Thursday, February 28, 2008

shocking: indecisive girl makes a decisive decision.

I submitted the form and checked the box. I will be staying in China another year. ...

Yesterday, after feeling deflated from another afternoon of control-less time with my homeroom class, I regretted my decision to stay. Am I really cut out for this stress? The main problem is I have to fight my natural personality of over-laidbackness and be more strict. Can you fight the personality you've been born with-- everyday in a job?

I made my way to Thursday night Bible study after a discouraging afternoon with my students--knowing that guiltily I would go to the study for free food and space out during the study.
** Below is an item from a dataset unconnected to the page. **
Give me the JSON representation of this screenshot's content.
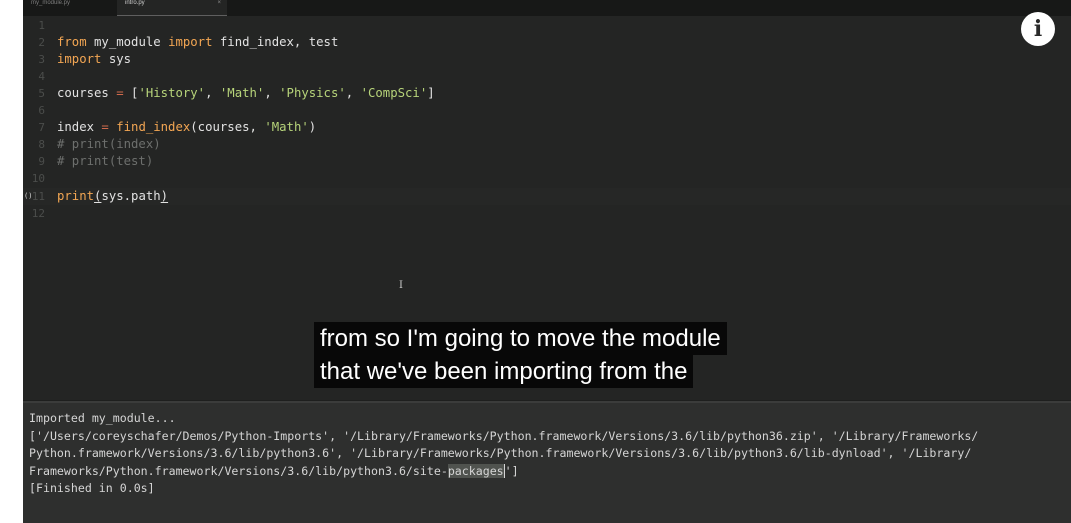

And I felt all the more deflated. I brought my guitar to accompany, but the woman leading the singing would never sing in the key I played so I'd have to find the key and play by ear. Can I live like this? Feeling bad at work and then feeling bad at Bible studies? I need more excitement and life. My reason for staying is to make Chinese friends and learn to speak Chinese...and not this.--not to teach American/international spoiled children and not to hang out with 50+ year old Caucasians.

During the study, I journaled in my black leather planner, asking God to bless my decision to stay and bless my goals.

God answered. Instantly.

Four new people came in late to the Bible study. They were young Chinese professionals--recent grads. They're English was so-so. After the study, I was being a bit shy, but they started talking to me. I chose to walk with them to the gate and the whole group of us were chatting away like college friends--laughing, talking and joking--switching back and forth between English and Chinese. I had never felt so much joy since being in China. I had never wanted so badly to be friends with people and felt like there was a click. It was the feeling of being at home with Empower college/young adults. It was the first time...I believe...that people wanted, really wanted, to be my friends. It was the first time I had met Chinese people and exchanged contact info. I promised guitar lessons to a guy named Tim in exchange for Chinese lessons. I hope it works out because I'm stoked.